Bir zamanlar, her şeyin altın olduğu bir krallık vardı. Krallığın halkı, her türlü altın eşyayı ve zenginliği arzulayarak hayatlarını sürdürüyordu. Bir gün, ormanda altın rengi kanatlarıyla parlayan bir kelebek belirdi. O kadar güzeldi ki, tüm krallık kelebek peşinden koştu.
Bir grup köylü, bu kelebek için en güzel altınları biriktirdi. Onu yakalamak için her şeylerini feda ettiler. Ancak, kelebek her seferinde onlardan kaçtı ve bir süre sonra kayboldu.

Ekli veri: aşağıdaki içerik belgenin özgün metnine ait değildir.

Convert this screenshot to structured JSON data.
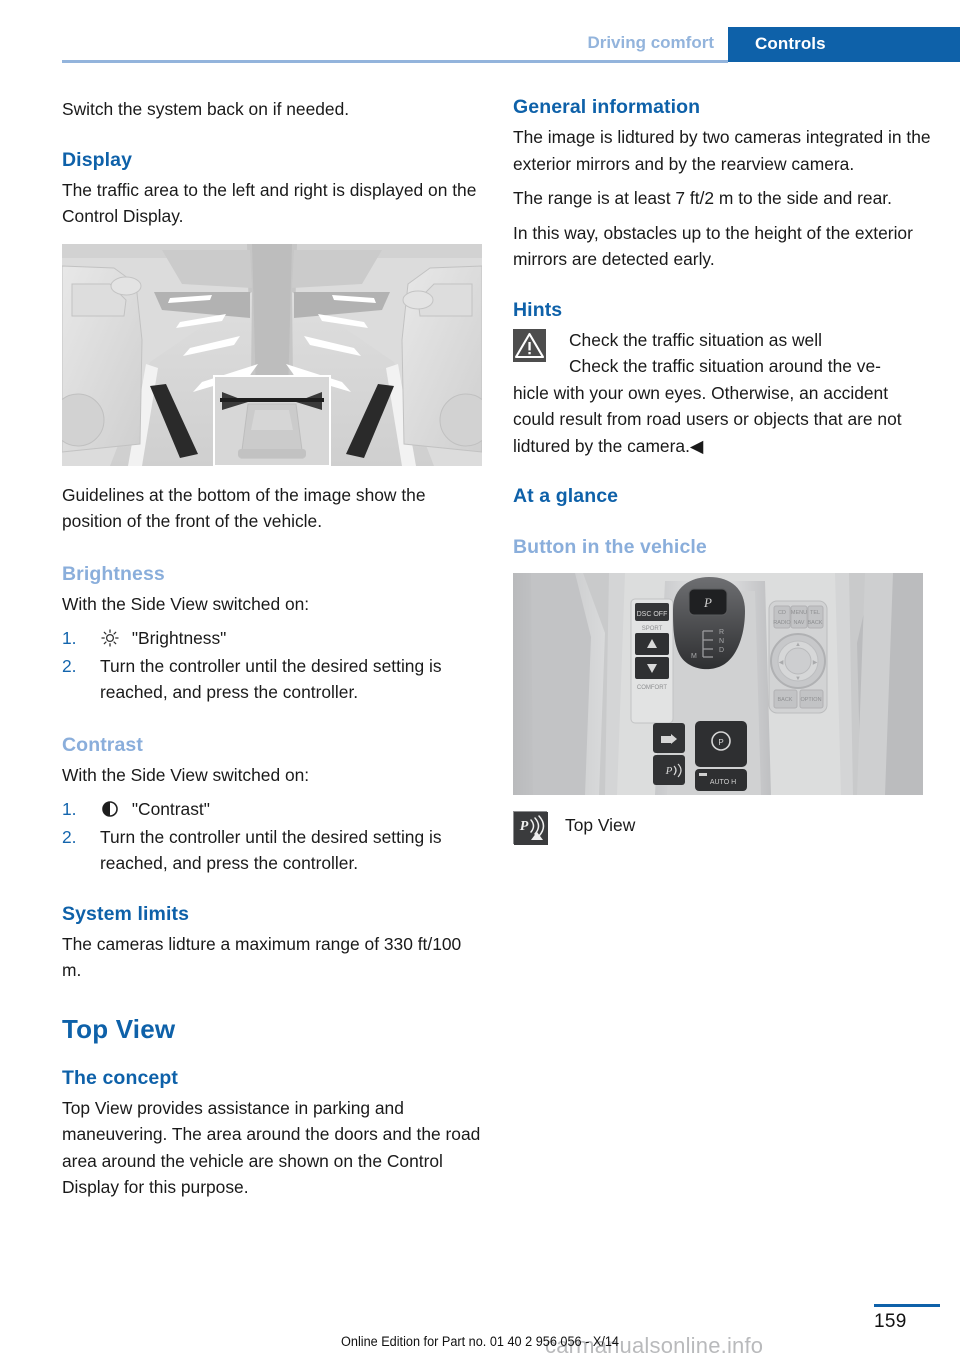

Köylüler, kelebek ve altın arayışına devam ettiler, fakat gün geçtikçe daha fakirleştiler. Bir gün, eski bir bilge köylüyü uyardı: “Altın peşinden koşarken, gerçek değerlerinizi kaybediyorsunuz. O kelebek, özgürlüğü ve huzuru temsil eder. Kendi içindeki değeri fark etmelisin.”
Bunu duyan köylü, altınları terk edip doğaya döndü. Gerçekten huzuru ve değeri, yalnızca kendinde buldu.
Gerçek değer, dış dünyada değil, içimizde ve ruhumuzdadır. Dışsal arayışlar, bizi gerçek mutluluktan alıkoyabilir.